Najnowsze wpisy, strona 9


maraton imprezowy;]
Autor: izumi
20 maja 2006, 13:43
coprawda została mi jeszcze do zaliczenia matura ustna z jezyka polskiego, ale w sumie juz rozpoczełam wakacje. ahhh słodkie zycie maturzysty;] przedwczoraj koncert Kultu w katowicach muchowcu, klimat swietny, nawet nie zostałam bardzo poturbowana;] na poczatku zagrali kilka starych kawałków, nie znam ich za bardzo i wydawały mi sie monotonne, ale pod koniec Lewy Czerwcowy i Dziewczyna Bez Zeba Na Przedzie dały kopa. a wszystko to w rzęsistych strugach deszczu:) zdarłam sobie gardło, ale w sumie wyszłam z tego bez zapalenia płuc, wiwat moje zdrowie;] Wczorajszy wieczór (a własciwie noc) natomiast spedziłam w katowickim Spiżu, na Black Friday Party, tym razem ekipa klasowa i pląsanie w rytmach RnB i soulu do 4 nad ranem. Klimat był niezły i co najwazniejsze w miare normalni ludzie, bo typowe technomuły skupiły sie na małej sali gdzie grali techno. mmm piwo SpiżoweMiodowe jest najlepszym złocistym trunkiem na świecie! w sumie tylko jedno wypiłam, dla smaku, bo z moja ekipa klasowa nie trzeba pic by sie swietnie bawic, oni sami upajają jak najlepszy alkohol;] dzis wstałam o 11, w sumie 5 godzin snu daje czlowiekowi najwiekszego kopa do działania, takie moje prywatne postimprezowe spostrzezenie. dzis natomiast szykuja sie urodziny Poniekądteściowej. takze impreza bardziej w klimatach dyskusji, ale zawsze impreza. Czyli trzydniowy maraton.. fajnie, jesli te najdłuzszewmoimzyciuwakacje mają tak wygladac to juz sie ciesze:)

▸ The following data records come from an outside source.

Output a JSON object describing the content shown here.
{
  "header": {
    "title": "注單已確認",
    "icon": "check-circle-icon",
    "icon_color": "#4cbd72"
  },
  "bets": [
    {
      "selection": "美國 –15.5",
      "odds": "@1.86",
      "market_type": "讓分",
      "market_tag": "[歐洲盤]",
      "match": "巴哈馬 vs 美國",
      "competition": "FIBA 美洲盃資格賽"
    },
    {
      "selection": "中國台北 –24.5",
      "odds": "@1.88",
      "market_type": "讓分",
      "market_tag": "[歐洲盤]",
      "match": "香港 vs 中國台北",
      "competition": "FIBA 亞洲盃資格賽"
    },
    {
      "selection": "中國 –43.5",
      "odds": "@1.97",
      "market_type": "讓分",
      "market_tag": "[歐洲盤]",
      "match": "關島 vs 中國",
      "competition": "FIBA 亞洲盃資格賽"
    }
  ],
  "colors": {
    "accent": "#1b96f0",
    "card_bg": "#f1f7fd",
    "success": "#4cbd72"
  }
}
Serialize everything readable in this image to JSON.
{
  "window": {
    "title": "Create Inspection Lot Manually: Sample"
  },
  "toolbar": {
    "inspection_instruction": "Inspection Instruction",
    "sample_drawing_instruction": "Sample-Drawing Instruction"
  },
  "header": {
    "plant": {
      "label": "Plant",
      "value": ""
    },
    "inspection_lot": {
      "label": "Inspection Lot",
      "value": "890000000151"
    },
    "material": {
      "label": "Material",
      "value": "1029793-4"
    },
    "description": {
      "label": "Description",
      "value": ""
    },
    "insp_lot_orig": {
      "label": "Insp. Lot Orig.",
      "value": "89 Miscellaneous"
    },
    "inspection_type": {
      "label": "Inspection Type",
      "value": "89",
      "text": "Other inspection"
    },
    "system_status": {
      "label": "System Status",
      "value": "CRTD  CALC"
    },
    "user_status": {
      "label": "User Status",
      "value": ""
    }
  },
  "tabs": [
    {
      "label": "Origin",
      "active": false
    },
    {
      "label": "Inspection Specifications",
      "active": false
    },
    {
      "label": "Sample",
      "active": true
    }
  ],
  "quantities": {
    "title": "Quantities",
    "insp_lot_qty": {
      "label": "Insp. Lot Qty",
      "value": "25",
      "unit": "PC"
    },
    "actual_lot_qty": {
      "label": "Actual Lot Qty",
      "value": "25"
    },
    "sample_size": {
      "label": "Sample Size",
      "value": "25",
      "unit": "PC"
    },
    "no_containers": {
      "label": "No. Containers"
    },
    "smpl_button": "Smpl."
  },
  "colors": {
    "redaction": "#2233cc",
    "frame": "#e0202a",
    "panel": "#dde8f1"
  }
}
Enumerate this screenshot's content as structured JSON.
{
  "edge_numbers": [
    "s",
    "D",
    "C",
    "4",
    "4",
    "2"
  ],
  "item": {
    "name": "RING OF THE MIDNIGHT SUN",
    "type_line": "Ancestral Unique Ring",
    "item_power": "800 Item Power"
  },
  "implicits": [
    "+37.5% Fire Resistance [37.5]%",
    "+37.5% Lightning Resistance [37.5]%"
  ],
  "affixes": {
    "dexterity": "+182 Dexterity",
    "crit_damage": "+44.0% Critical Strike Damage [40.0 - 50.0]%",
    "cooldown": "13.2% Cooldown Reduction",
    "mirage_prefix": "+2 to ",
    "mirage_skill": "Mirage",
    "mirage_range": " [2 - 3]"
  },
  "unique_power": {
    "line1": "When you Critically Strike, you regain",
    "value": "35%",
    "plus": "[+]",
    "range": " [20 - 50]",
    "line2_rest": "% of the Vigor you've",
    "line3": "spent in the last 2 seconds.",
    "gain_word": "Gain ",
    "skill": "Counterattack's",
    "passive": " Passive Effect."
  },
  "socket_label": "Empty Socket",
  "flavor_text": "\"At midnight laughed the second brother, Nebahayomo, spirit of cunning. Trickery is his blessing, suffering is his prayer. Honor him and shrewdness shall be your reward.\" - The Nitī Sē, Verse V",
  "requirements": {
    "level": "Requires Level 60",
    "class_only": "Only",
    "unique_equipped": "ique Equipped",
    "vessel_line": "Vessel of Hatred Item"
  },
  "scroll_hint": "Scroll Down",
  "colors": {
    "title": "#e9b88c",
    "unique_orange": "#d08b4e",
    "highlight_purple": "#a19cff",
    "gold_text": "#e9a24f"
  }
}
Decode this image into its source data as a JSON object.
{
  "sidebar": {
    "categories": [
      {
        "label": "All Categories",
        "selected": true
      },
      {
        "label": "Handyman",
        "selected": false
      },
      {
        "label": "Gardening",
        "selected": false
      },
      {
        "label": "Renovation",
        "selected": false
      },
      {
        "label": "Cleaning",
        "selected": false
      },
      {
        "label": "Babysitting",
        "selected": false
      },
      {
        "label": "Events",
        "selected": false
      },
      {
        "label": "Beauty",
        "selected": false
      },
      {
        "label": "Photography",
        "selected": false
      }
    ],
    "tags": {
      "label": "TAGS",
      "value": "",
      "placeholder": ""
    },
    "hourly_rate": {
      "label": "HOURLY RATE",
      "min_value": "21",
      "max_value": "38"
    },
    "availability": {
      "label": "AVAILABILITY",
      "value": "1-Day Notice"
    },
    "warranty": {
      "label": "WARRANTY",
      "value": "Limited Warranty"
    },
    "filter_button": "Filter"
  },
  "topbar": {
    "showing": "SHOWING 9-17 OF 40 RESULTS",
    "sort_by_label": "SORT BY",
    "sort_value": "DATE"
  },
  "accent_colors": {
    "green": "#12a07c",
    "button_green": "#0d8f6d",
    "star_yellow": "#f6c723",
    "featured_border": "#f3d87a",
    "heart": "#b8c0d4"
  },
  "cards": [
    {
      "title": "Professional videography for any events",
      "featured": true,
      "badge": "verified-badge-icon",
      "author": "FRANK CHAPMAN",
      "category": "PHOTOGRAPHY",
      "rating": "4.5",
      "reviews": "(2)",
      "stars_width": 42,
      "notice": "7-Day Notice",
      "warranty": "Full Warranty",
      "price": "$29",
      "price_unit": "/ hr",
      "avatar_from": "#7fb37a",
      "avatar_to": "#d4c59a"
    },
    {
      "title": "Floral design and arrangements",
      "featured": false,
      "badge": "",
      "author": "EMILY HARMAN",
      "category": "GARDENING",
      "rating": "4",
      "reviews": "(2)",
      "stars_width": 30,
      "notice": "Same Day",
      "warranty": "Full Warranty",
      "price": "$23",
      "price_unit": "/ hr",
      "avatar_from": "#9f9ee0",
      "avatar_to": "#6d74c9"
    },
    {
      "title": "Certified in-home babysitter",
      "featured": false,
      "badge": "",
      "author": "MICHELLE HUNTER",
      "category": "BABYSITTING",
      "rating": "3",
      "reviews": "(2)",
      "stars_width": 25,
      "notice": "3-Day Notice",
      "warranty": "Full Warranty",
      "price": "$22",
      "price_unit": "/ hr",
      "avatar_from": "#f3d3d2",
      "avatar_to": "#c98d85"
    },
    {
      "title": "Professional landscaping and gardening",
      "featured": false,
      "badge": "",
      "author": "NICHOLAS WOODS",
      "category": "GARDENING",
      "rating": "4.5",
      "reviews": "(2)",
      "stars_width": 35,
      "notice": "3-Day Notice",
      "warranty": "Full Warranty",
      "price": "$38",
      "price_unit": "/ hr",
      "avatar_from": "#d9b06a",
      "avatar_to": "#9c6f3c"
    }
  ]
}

miesiac czlowieka nie ma a to takie cos!
Autor: izumi
06 kwietnia 2006, 22:36
na poema.art.pl nie ma prawie wogole wierszy! zarzadali praw autorskich... w sumie wlasnosc przywatna ale z drugiej strony zal za ta kopalnia nastrojów...
wreszcie podlączona do sieci
Autor: izumi
06 kwietnia 2006, 22:30
miesiąc bez komputera. miło bylo aczkolwiek brakowało mi mojego malinowego chruścianka zwłaszcza, ze gdy najgenialniejsze (w swej prostocie) mysli nachodzily mnie z dala od jakiegokolwiek internetowego łacza. ale mysle, ze nadrobie zaległosci.
kozystając z chwili
Autor: izumi
03 marca 2006, 23:32
kozystajac z chwili samotnosci, znow zastanawiam sie nad swoim rozwojem, jak zwykle o tej poze dnia/nocy. matematyka, zadania, studia. czy dobrze wybrałam, czy chce byc inzynierem? czy niechce byc przypadkiem pisarzem, poetą, filologien slowianskim? dlaczego nie czytam, dlaczego marnuje tyle czasu, ktory moglabym przeznaczyc na rozwoj. boje sie tych dlugich wakacji. przespie je, przejem zalamie sie. co chce osiagnac w zyciu? kim chce byc? chce miec pieniadze. ale chce tez byc. nie tylko miec. teraz jest mlodosc teraz jest czas zeby sie rozwijac, zeby ywozyc swoje ja, swoja indywidualnosc i inteligencje, ktora nas wyroznia z tlumu. pozniej to juz jest egzaltacja. teraz. a ja to teraz marnuje. na czytaniu i ogladaniu pracy innych. brak inicjatywy. a kiedy juz ja podejmuje to brakuje mi sil by ja ciagnac. trendy girl. chyba czas zmienic szablon na blogu. z szablonem moze i ja sie zmienie? [wiem dupie dzis jak potluczona, to z racji tego ze brak dzis A. ktory by mnie wtloczyl w prawidlowe tory myslowe. aktywistka. chcialabym byc lepsza. znac jezyki, byc matematycznie inteligetna. miec krótkie wlosy. tymczasem siedze w sobie z brakiem mozliwosci wyjscia. czy chce programowac? zakladac bazy danych i sieci komputerowe? czy mnie to ciekawi? co mnie ciekawi? chyba zle ze mna. ide spac;)
chlopak jak wino
Autor: izumi
02 marca 2006, 23:03
im dluzej z nim jestem tym lepiej smakuje. dopiero tak po ok dwoch latach zwiazku moge powiedziec, ze jest super, ze dotarlismy sie, poczynilismy odpowiednie kroki by sie zmienic na lepsze:) wroslismy w swoje zywoty, teraz wydaje sie to nierozerwalne, to co miedzy nami jest. ciesze sie, ze moglam poznac takie uczucie, moze nie najlatwiejsze ale za to chyba najpiekniejsze. ostatnio A. spytal czy planuje jakies zaminy. ja sobie zmian nie potrafie wyobrazic. nie potrafie wyobrazic sobie funkcjonowania z kims innym przy boku, lub bez nikogo. facet jest jak piosenka. najbardziej podoba sie ta, ktorą juz znamy na pamiec i mozemy spiewac:) przynajmniej w moim przypadku:)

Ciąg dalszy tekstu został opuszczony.